Memories for Tomorrow: Works from The UBS Art Collection at the Shanghai Art Museum, Shanghai, 6 June - 20 July 2008
This is the first exhibition in China to showcase works from The UBS Art Collection. It includes all media; paintings, prints, drawings, sculptures, photographs and videos. The artworks selected hold memories of our past and visions for our future. Memorials to the past can protect the present, while dreams of the future become memories of yesterday.
The UBS Art Collection represents artists from all over the world, from China to Colombia and from Australia to Albania, from the 1950s to the present day. Memories for Tomorrow concentrates on recent acquisitions most notably in the medium of video revealing links to earlier works, especially in the form of prints and drawings. Rather than include a single work by each artist, the exhibition, where possible, presents small monographic displays, revealing the depth of The UBS Art Collection rather than its breadth.
Difficult histories are memorialized by some of these artists. UK-based American artist Susan Hiller has photographed street-signs in Germany named after their Jewish residents, residents now painfully absent as a result of the Holocaust. Alfredo Jaar devised a poetic metaphor for a divided Chile under General Pinochet's right-wing regime, while Sandra Vasquez de la Horras small Surreal drawings capture the dreams and memories of her childhood shaped that regime. In relation to current circumstances, Chieh-jen Chen has made a moving portrait of unemployed garment-workers in their closed-down factory in Taiwan. Ócar Muñoz brings to life photographs of the disappeared in Colombia in two poetic attempts to capture their images for posterity.
While these are moving but crucial memorials, other works present more hopeful visions for the future. Chinese artist Cao Fei has made a beautiful film of young workers of the Siemens plant, whom she invited to live out their dreams in the aisles of the factory floor. Thai artist Navin Rawanchaikul humorously makes himself the star of a Bollywood movie while Mexican artist Daniel Guzmán transfers a New York pop video to the streets of Mexico City in a parody of cool. Adrian Paci, an Albanian refugee now living in Italy, captures the mood of longing and anticipation in the faces of Mexican migrant workers in California. Globalized culture, globalized industry.

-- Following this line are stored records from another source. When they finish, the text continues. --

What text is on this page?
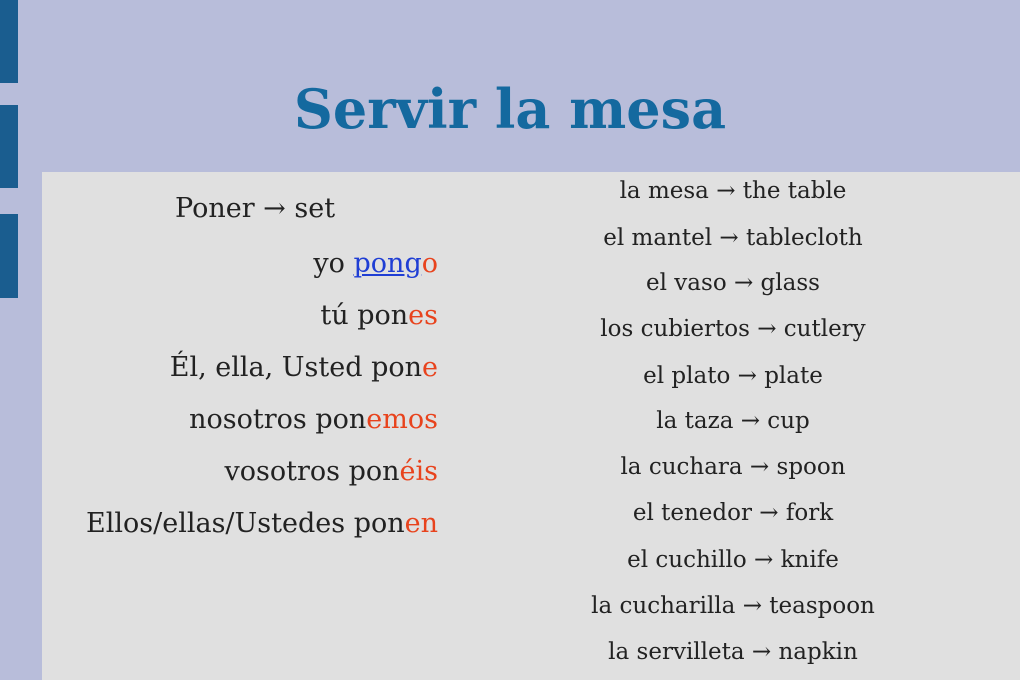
Servir la mesa
Poner → set
yo pongo
tú pones
Él, ella, Usted pone
nosotros ponemos
vosotros ponéis
Ellos/ellas/Ustedes ponen
la mesa → the table
el mantel → tablecloth
el vaso → glass
los cubiertos → cutlery
el plato → plate
la taza → cup
la cuchara → spoon
el tenedor → fork
el cuchillo → knife
la cucharilla → teaspoon
la servilleta → napkin
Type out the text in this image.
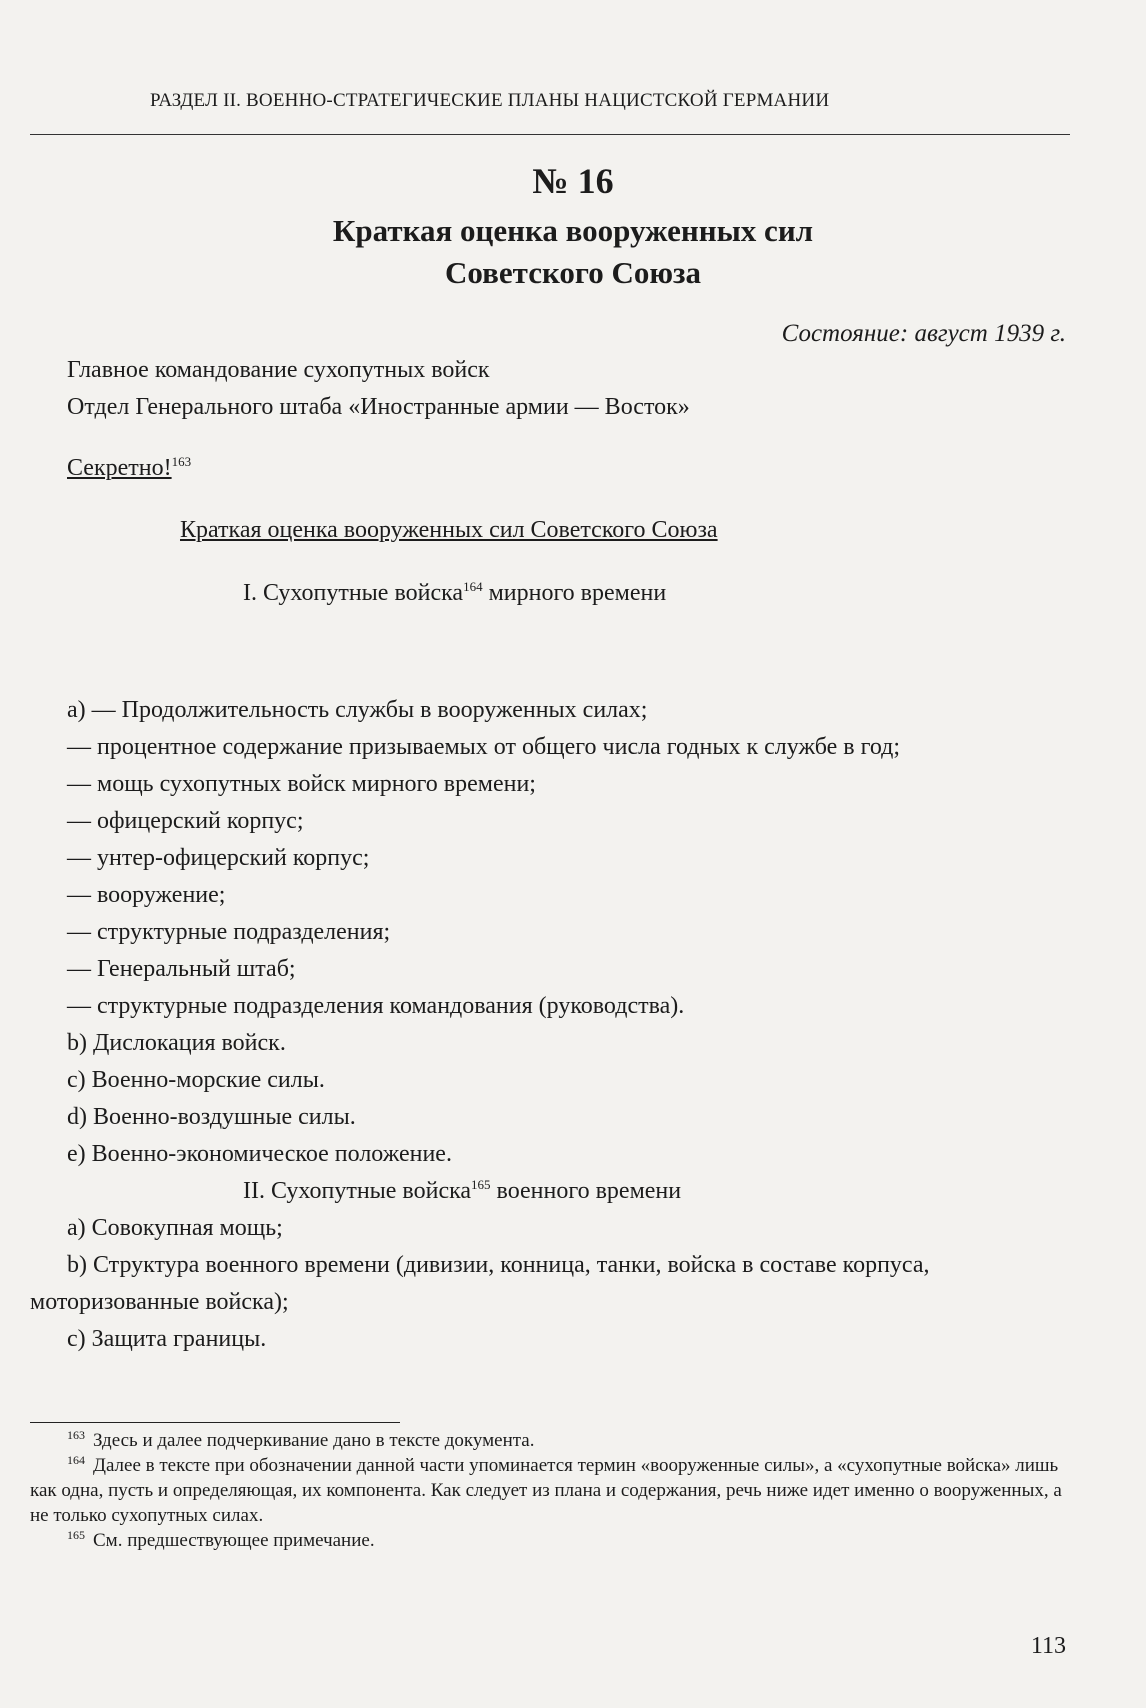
РАЗДЕЛ II. ВОЕННО-СТРАТЕГИЧЕСКИЕ ПЛАНЫ НАЦИСТСКОЙ ГЕРМАНИИ
№ 16
Краткая оценка вооруженных сил
Советского Союза
Состояние: август 1939 г.
Главное командование сухопутных войск
Отдел Генерального штаба «Иностранные армии — Восток»
Секретно!$^{163}$
Краткая оценка вооруженных сил Советского Союза
I. Сухопутные войска$^{164}$ мирного времени
а) — Продолжительность службы в вооруженных силах;
— процентное содержание призываемых от общего числа годных к службе в год;
— мощь сухопутных войск мирного времени;
— офицерский корпус;
— унтер-офицерский корпус;
— вооружение;
— структурные подразделения;
— Генеральный штаб;
— структурные подразделения командования (руководства).
b) Дислокация войск.
c) Военно-морские силы.
d) Военно-воздушные силы.
e) Военно-экономическое положение.
II. Сухопутные войска$^{165}$ военного времени
а) Совокупная мощь;
b) Структура военного времени (дивизии, конница, танки, войска в составе корпуса, моторизованные войска);
c) Защита границы.
$^{163}$ Здесь и далее подчеркивание дано в тексте документа.
$^{164}$ Далее в тексте при обозначении данной части упоминается термин «вооруженные силы», а «сухопутные войска» лишь как одна, пусть и определяющая, их компонента. Как следует из плана и содержания, речь ниже идет именно о вооруженных, а не только сухопутных силах.
$^{165}$ См. предшествующее примечание.
113
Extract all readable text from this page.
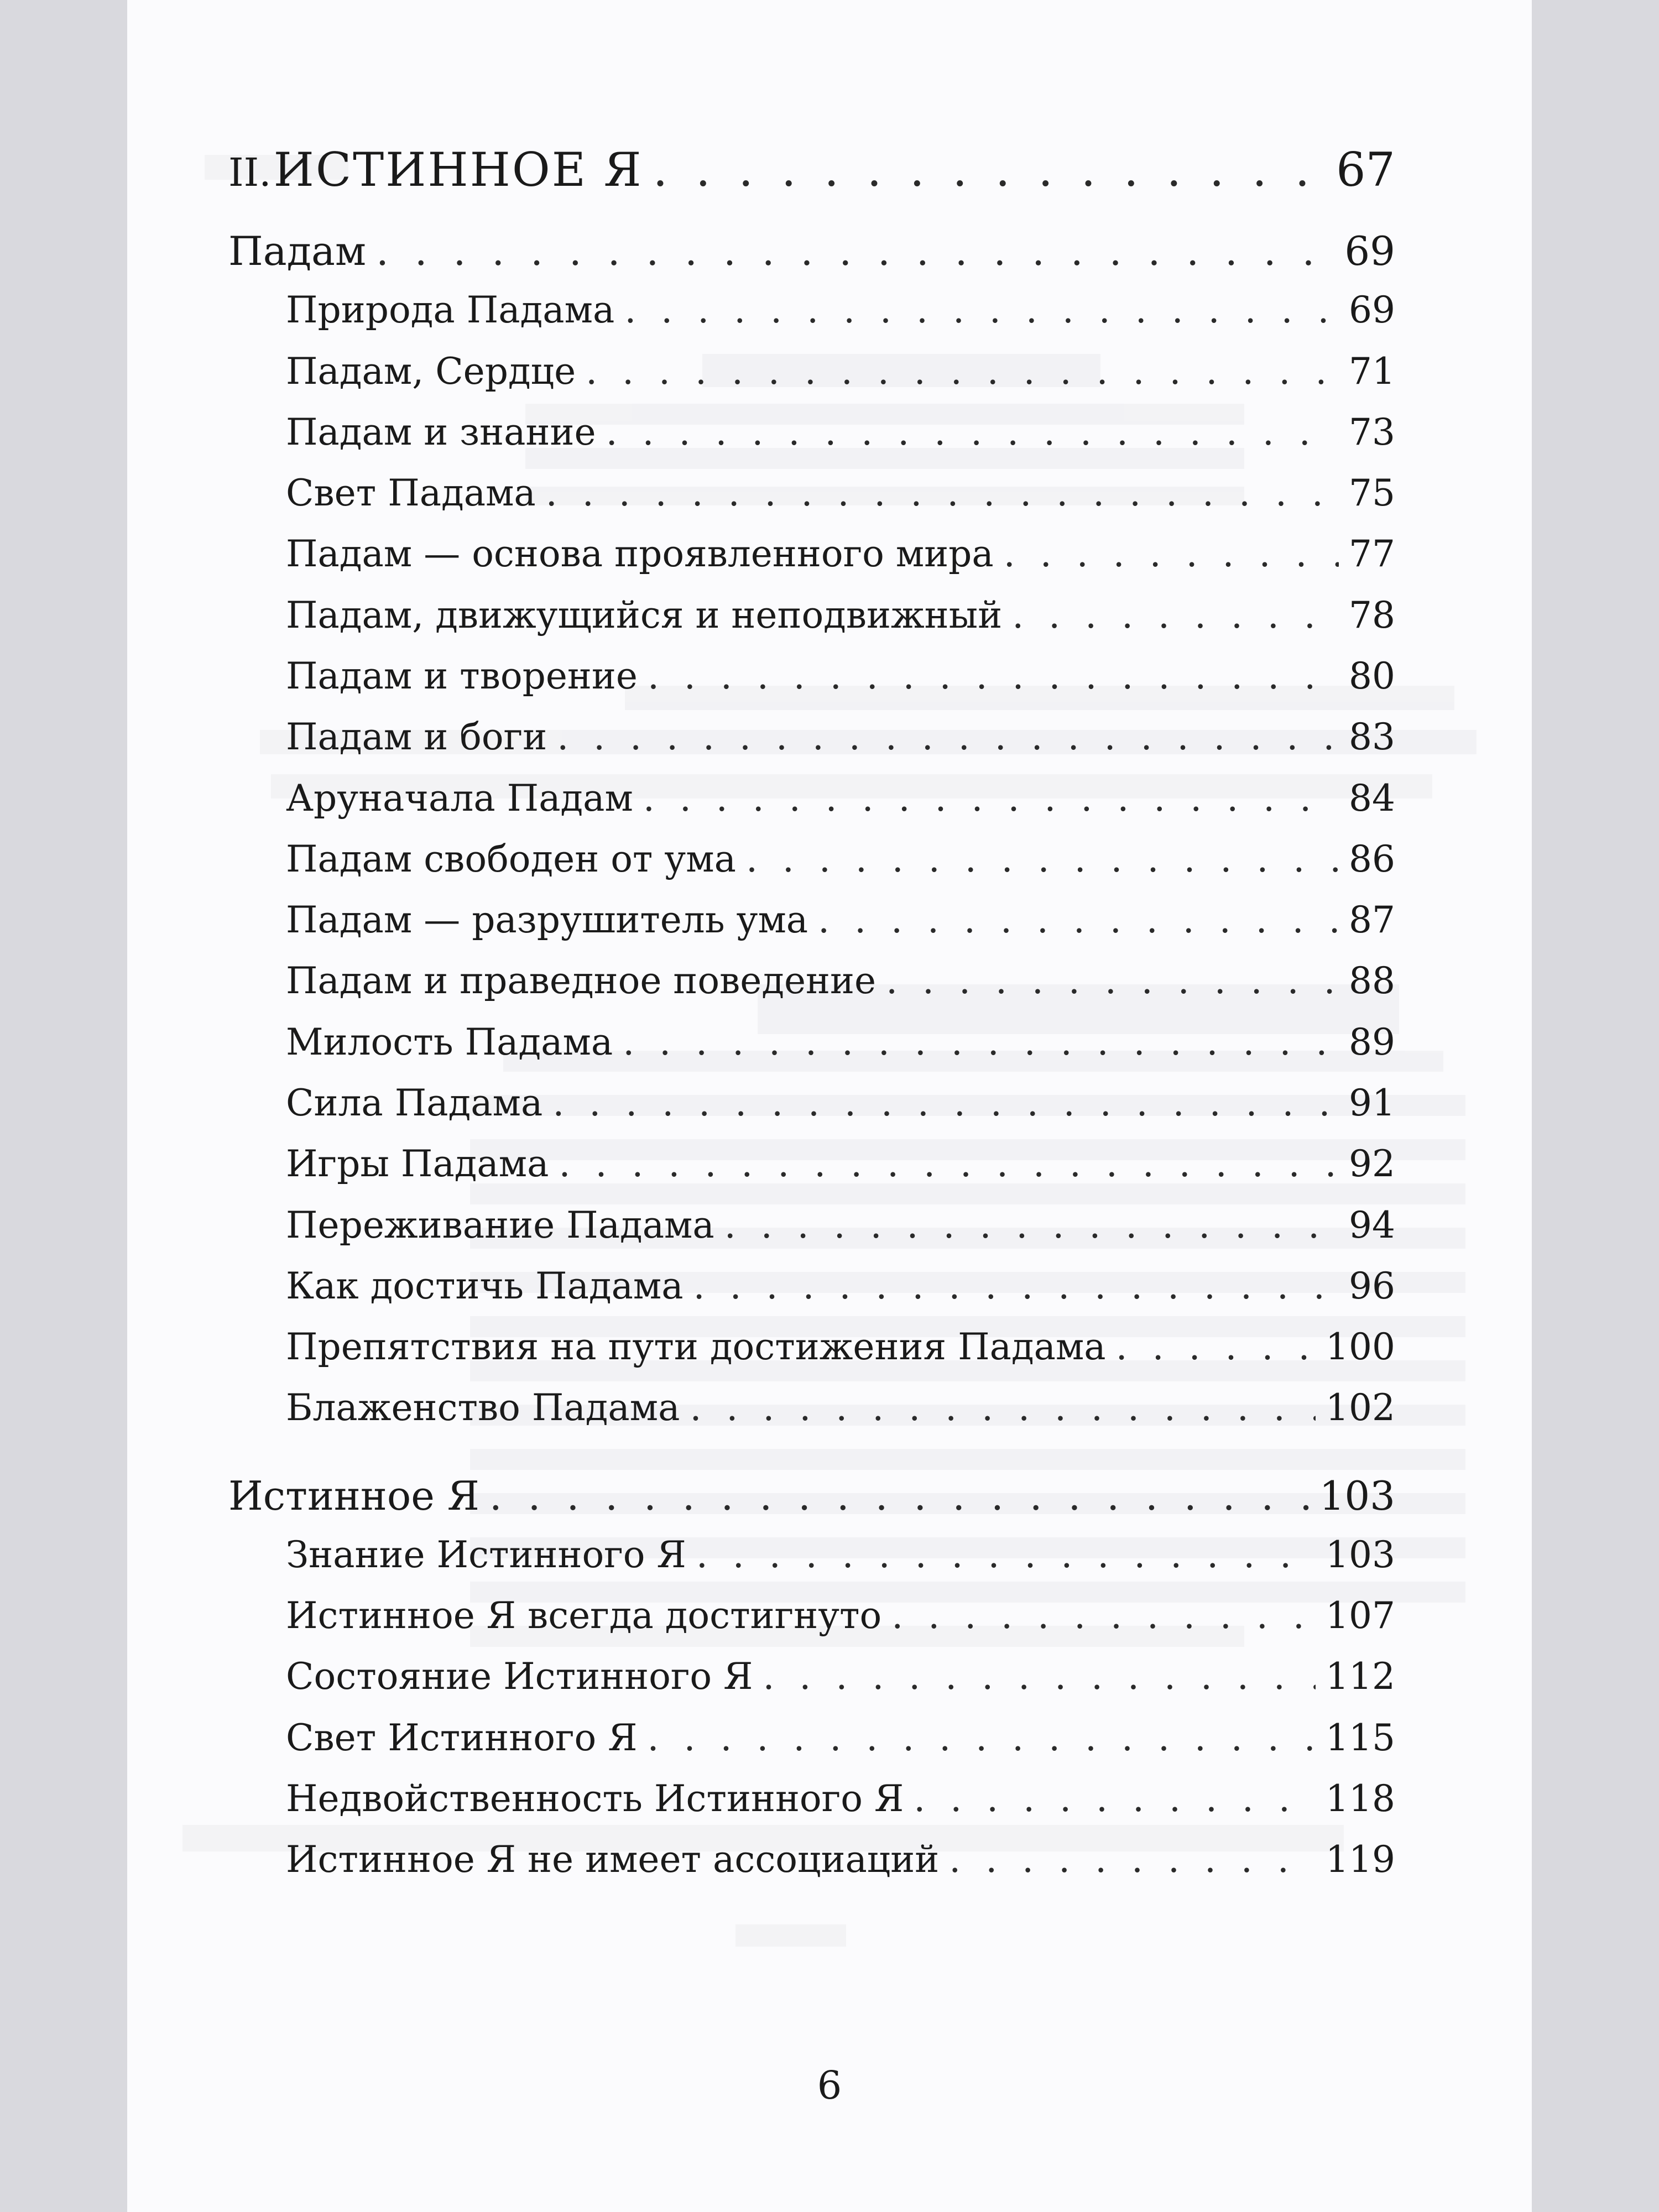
II.ИСТИННОЕ Я . . .	67
Падам . . .	69
Природа Падама . . .	69
Падам, Сердце . . .	71
Падам и знание . . .	73
Свет Падама . . .	75
Падам — основа проявленного мира . . .	77
Падам, движущийся и неподвижный . . .	78
Падам и творение . . .	80
Падам и боги . . .	83
Аруначала Падам . . .	84
Падам свободен от ума . . .	86
Падам — разрушитель ума . . .	87
Падам и праведное поведение . . .	88
Милость Падама . . .	89
Сила Падама . . .	91
Игры Падама . . .	92
Переживание Падама . . .	94
Как достичь Падама . . .	96
Препятствия на пути достижения Падама . . .	100
Блаженство Падама . . .	102
Истинное Я . . .	103
Знание Истинного Я . . .	103
Истинное Я всегда достигнуто . . .	107
Состояние Истинного Я . . .	112
Свет Истинного Я . . .	115
Недвойственность Истинного Я . . .	118
Истинное Я не имеет ассоциаций . . .	119
6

Amongst these works are portraits of individuals caught in private moments by such artists as Lucian Freud from Britain, Eric Fischl from the US, Stephan Balkenhol from Germany and Michaël Borremans from Belgium. Whether the men and women they depict are dreaming of their past or of their future, we'll never know. What we do know, as is evident in the exhibition, is that dreams can rupture the geographical boundaries that separate us.